Qualche tempo fa facemmo come NuovaSocietà un dibattito su come sta la cultura a Torino, al quale lei partecipò. La questione dell’ex area Westinghouse ha fatto indubbiamente pensare e si è affiancata alla storia del “sistema Soria”, o come lo vogliamo definire, che ha chiamato in causa il Partito Democratico, nel particolare il presidente Sergio Chiamparino.
«La responsabilità penale è personale, non collettiva. Quindi non può averla un partito ma quei militanti o dirigenti che si macchiano di reati. Tirati in ballo da un uomo che ha avuto una condanna a dieci anni di reclusione. Mi pare si commenti da sé. Probabilmente è un disperato che non sa con chi prendersela. Ora, dimostri le sue accuse, porti i documenti e le prove di quello che dice. Le confessioni a scoppio ritardato mi fan sempre venire qualche dubbio. Se aveva da dire qualcosa, parlare di qualcuno, chiamare in causa i politici, doveva dire nomi e cognomi subito, non dopo cinque anni. Quindi su questo credo Chiamparino possa stare sereno».
E rispetto allo stato di salute della cultura a Torino?
«Questa è una città che ha puntato molto nel decennio passato sulla cultura.
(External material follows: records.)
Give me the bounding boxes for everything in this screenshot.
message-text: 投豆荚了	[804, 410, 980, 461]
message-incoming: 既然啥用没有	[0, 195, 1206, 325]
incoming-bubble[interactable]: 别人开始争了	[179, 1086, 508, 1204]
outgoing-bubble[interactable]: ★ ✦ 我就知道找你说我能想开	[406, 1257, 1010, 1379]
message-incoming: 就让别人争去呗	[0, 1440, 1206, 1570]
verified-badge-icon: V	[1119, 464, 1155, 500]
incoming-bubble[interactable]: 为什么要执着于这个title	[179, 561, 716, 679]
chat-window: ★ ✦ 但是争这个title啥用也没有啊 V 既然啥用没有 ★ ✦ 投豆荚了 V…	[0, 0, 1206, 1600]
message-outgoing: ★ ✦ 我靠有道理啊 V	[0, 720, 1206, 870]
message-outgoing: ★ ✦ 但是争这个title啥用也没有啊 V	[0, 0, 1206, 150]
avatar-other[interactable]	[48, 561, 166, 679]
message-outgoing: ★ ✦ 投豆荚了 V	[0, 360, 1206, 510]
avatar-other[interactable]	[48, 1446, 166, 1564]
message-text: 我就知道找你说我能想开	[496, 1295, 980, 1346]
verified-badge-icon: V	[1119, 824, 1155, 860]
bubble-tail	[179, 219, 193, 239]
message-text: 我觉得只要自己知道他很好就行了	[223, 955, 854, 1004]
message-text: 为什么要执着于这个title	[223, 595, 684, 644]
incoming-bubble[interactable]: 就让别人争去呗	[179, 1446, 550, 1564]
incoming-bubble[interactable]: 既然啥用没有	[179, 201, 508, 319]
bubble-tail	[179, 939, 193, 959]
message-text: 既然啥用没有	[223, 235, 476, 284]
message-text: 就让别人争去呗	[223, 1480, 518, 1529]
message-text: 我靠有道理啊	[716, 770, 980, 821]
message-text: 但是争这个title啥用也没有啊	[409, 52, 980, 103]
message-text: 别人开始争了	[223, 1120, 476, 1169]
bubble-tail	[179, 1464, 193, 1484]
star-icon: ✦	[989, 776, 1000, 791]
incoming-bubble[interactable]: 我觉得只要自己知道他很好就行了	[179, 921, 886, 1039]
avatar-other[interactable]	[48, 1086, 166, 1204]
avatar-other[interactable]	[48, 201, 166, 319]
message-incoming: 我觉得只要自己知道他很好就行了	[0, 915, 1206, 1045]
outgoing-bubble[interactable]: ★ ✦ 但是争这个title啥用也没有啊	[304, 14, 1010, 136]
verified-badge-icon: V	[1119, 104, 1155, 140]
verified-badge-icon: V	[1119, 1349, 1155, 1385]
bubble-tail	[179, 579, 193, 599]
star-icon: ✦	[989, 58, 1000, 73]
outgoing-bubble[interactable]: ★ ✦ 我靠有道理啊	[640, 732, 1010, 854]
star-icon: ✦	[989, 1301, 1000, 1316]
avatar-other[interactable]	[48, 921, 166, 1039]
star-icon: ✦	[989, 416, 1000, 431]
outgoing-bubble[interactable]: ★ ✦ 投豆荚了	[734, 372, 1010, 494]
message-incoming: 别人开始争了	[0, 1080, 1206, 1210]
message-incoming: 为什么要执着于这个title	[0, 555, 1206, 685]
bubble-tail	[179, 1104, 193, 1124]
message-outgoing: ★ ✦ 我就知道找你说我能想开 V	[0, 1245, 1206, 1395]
A partire dai grandi investimenti per le Olimpiadi al grande investimento culturale che è stato il raddoppio del Politecnico, per far diventare Torino una città di innovazione, dove gli studenti ed i ricercatori possono venire a studiare e lavorare. Poi le grandi infrastrutture culturali che abbiamo costruito: faccio un esempio, il grande impegno economico che sfocerà il primo aprile nell’inaugurazione del Museo Egizio, che arriva da lontanissimo, che farà di quel museo, probabilmente, ad oggi, dopo quello che è successo a Il Cairo in termini di devastazioni, il più grande museo di arte egizia del mondo. Il teatro Stabile è stato riconosciuto come eccellenza nazionale, il teatro Regio è applaudito in tutto il mondo, il teatro ragazzi è un’altra eccellenza riconosciuta, la Fondazione Torino Musei propone mostre importanti e di livello internazionale frequentatissime. Quindi c’è una verve culturale fortissima. Si tratta di mantenere quello che abbiamo costruito con ovviamente le ristrettezze delle risorse. Anche per le grandi manifestazioni pubbliche bisognerà fare una revisione perché non tutto si potrà mantenere. Le manifestazioni storiche, radicate, tipo Mito SettembreMusica, trentotto anni di musica classica e nuova musica a Torino, sono assolutamente intoccabili e inalienabili, non si possono superare perché radicate nel tessuto della città. Ci sono poi altre cose nuove importanti, i festival di musica giovanile, come il Traffic, che vanno salvaguardati. C’è parecchio. Bisogna però passare dal considerare gli investimenti in cultura come investimenti strategici e puntare su questi per lo sviluppo economico del territorio».